Has anyone experienced this? I do feel quite alone.
I moved in with DP, was a quiet area although a bit unsettled with new developments, etc. Had not previously lived near so had little experience of the town.
In the past 5 years the area has plummeted, most houses sold off to HMO's and the remaining owners seem apathetic. The area is now fairly crime riddled with waste everywhere and frequent cannabis farm raids. There is a sense of danger, particularly in previously nice parts such as the canal, walkways and nature spots.
DP and I decided to split 6 months ago and I have been sorting things in preparation to move out, the place was at least some part of how our relationship crumbled - he hates the changes but is happy to ignore and carry on.

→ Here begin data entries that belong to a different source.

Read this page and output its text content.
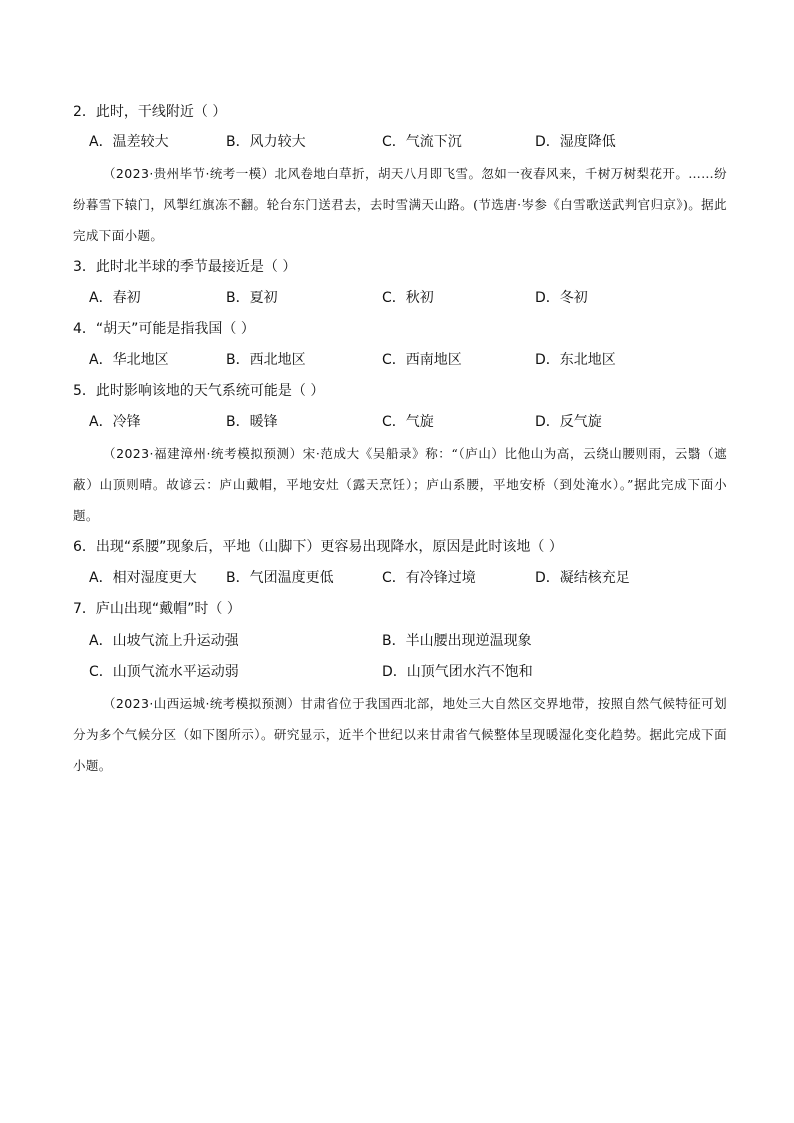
2．此时，干线附近（ ）
A．温差较大	B．风力较大	C．气流下沉	D．湿度降低
（2023·贵州毕节·统考一模）北风卷地白草折，胡天八月即飞雪。忽如一夜春风来，千树万树梨花开。……纷纷暮雪下辕门，风掣红旗冻不翻。轮台东门送君去，去时雪满天山路。(节选唐·岑参《白雪歌送武判官归京》)。据此完成下面小题。
3．此时北半球的季节最接近是（ ）
A．春初	B．夏初	C．秋初	D．冬初
4．“胡天”可能是指我国（ ）
A．华北地区	B．西北地区	C．西南地区	D．东北地区
5．此时影响该地的天气系统可能是（ ）
A．冷锋	B．暖锋	C．气旋	D．反气旋
（2023·福建漳州·统考模拟预测）宋·范成大《吴船录》称：“（庐山）比他山为高，云绕山腰则雨，云翳（遮蔽）山顶则晴。故谚云：庐山戴帽，平地安灶（露天烹饪）；庐山系腰，平地安桥（到处淹水）。”据此完成下面小题。
6．出现“系腰”现象后，平地（山脚下）更容易出现降水，原因是此时该地（ ）
A．相对湿度更大 B．气团温度更低	C．有冷锋过境	D．凝结核充足
7．庐山出现“戴帽”时（ ）
A．山坡气流上升运动强	B．半山腰出现逆温现象
C．山顶气流水平运动弱	D．山顶气团水汽不饱和
（2023·山西运城·统考模拟预测）甘肃省位于我国西北部，地处三大自然区交界地带，按照自然气候特征可划分为多个气候分区（如下图所示）。研究显示，近半个世纪以来甘肃省气候整体呈现暖湿化变化趋势。据此完成下面小题。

I am different in that it is so alien and troubling to me my nerves are shattered. We recently had a raid next door after arson, although we never even saw anyone living in there. There is also a vehicle garage 2 doors down now, which has ear numbing noise coming and going under my window, extreme exhaust/engine noise like i have never heard in my life. No idea how this is legal, but on it goes.
I use 4 fans to try to sleep to cut the noise of local industry and issues out, we can't enjoy outside space due to neglected dogs and smell of poop that is never cleaned up. Attempts to galvanise neighbours to report with us has fallen on deaf ears.
I have never lived like this before and feel a strong urge to run. The violence of some of the noise is so overpowering to me that it is having a bad effect on my work and nervous system.
Has anyone else ever witnessed something like this? People here act like it is entirely normal. As i type there is a revving engine so loud my furniture is shaking. It has been isolating as DP doesn't want to know.
I am going to move, it can't go on, and will head back to an area near my home town, which i at least know well. Iso wish it cold happen quickly but things will take a few months. How to cope in the mean time?
The cars are the worst, it is so bloody loud and shocking, it feels so insanely aggressive and weird. It just seemed to explode all at once a few years ago and I guess I am still in shock.